Собственно говоря, хромота причиняла ей боль главным образом потому, что изменила к ней отношение окружающих. И только Люк не обращал внимания на этот физический недостаток…
Мэгги внесла поднос в комнату, по которой сразу распространился запах яблочного пирога. Барбара качала Лори на коленке возле сияющей разноцветными огнями рождественской елки. Люк тут же встал и помог ей с подносом. Он окинул Мэгги оценивающим взглядом, в его глазах зажегся непонятный огонек, и, как ни странно, она почувствовала, что краснеет.
— У тебя нет проблем с кровообращением, Мэгги? — тихо, чтобы не услышала мать, спросил он.
Этот тон был ей хорошо знаком, он всегда разговаривал с ней так, но взгляд его был каким-то необычным, неодобрительным, что ли? Мэгги непонимающе взглянула на Люка.
— Что ты хочешь этим сказать?
— Только то, что твои джинсы так тебе тесны, что я не удивлюсь, если они мешают доступу крови к ногам.
Мэгги разозлилась. Джинсы были совсем новые, и пришлось долго экономить, чтобы купить их. Ей нравилось, как они облегают ее маленькие, высоко поднятые ягодицы, как выгодно подчеркивают прямые линии стройных ног. Может быть, конечно, они и были немного тесны, но такова уж мода — носить джинсы так, чтобы казалось, что они вот-вот лопнут. А что касается темно-зеленого свитера, цвет которого так хорошо подчеркивал искорки в ее золотисто-карих глазах и который она заправляла в джинсы, — уж с ним-то было все в порядке.

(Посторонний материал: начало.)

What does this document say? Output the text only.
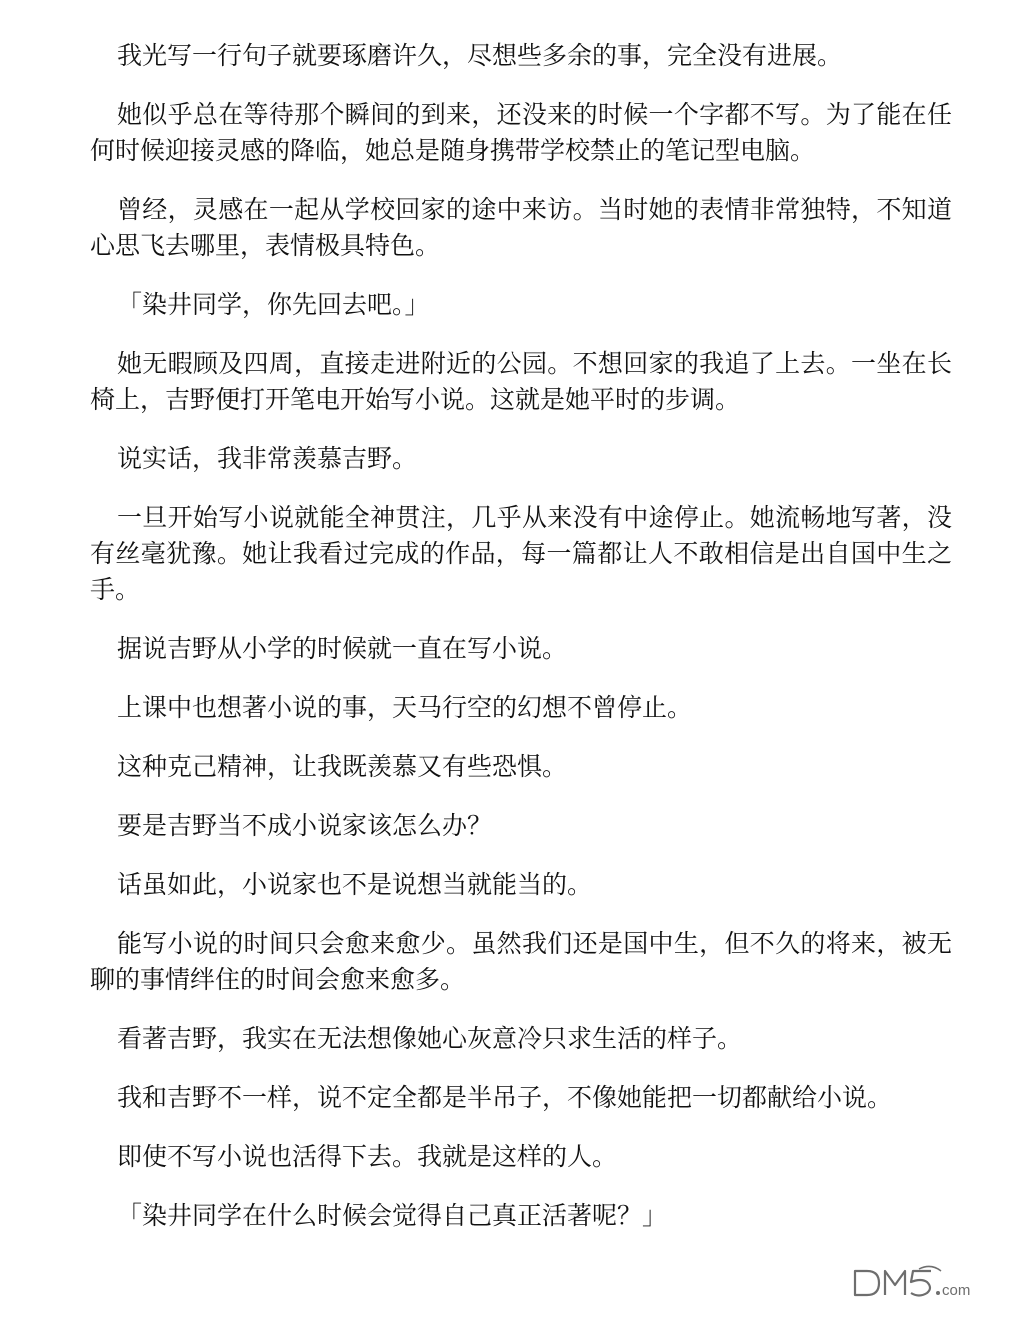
我光写一行句子就要琢磨许久，尽想些多余的事，完全没有进展。

她似乎总在等待那个瞬间的到来，还没来的时候一个字都不写。为了能在任何时候迎接灵感的降临，她总是随身携带学校禁止的笔记型电脑。

曾经，灵感在一起从学校回家的途中来访。当时她的表情非常独特，不知道心思飞去哪里，表情极具特色。

「染井同学，你先回去吧。」

她无暇顾及四周，直接走进附近的公园。不想回家的我追了上去。一坐在长椅上，吉野便打开笔电开始写小说。这就是她平时的步调。

说实话，我非常羡慕吉野。

一旦开始写小说就能全神贯注，几乎从来没有中途停止。她流畅地写著，没有丝毫犹豫。她让我看过完成的作品，每一篇都让人不敢相信是出自国中生之手。

据说吉野从小学的时候就一直在写小说。

上课中也想著小说的事，天马行空的幻想不曾停止。

这种克己精神，让我既羡慕又有些恐惧。

要是吉野当不成小说家该怎么办？

话虽如此，小说家也不是说想当就能当的。

能写小说的时间只会愈来愈少。虽然我们还是国中生，但不久的将来，被无聊的事情绊住的时间会愈来愈多。

看著吉野，我实在无法想像她心灰意冷只求生活的样子。

我和吉野不一样，说不定全都是半吊子，不像她能把一切都献给小说。

即使不写小说也活得下去。我就是这样的人。

「染井同学在什么时候会觉得自己真正活著呢？」

com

Конечно, Люк не видел ее почти два года, а за это время тело девушки значительно развилось. Если раньше ее груди были почти плоскими, то теперь они превратились в два пышных и тяжелых холмика, отчего талия казалась гораздо тоньше, чем это было на самом деле.
К несчастью, сексапильные формы ее фигуры заставляли почти каждого парня в округе приветствовать Мэгги громким одобрительным свистом всякий раз, когда она проходила по улицам. Разумеется, ей это не нравилось, но что она могла поделать? Уйти в монастырь?
Кроме того, за то время, пока они с Люком не виделись, она отрастила волосы. Удобная короткая стрижка ушла в прошлое. Теперь волосы были ей почти по пояс — совершенно прямые и блестящие, глубокого каштанового с золотистым отливом цвета и густые. Шелковыми прядями они струились по ее груди.
Мэгги взглянула в насмешливые серые глаза.
— Значит, тебе не нравится, как я одета? — с вызовом спросила она.
— Этого я не говорил, — уклончиво ответил он.
— Сейчас все так одеваются, — высокомерно заметила она. — Ты вообще понимаешь хоть что-нибудь в моде, Люк?
— Достаточно для того, — сухо ответил он, — чтобы понимать, что женщины, которые так по-рабски следуют ей, рискуют потерять свою индивидуальность и, в конце концов, начинают чем-то напоминать стадо овец.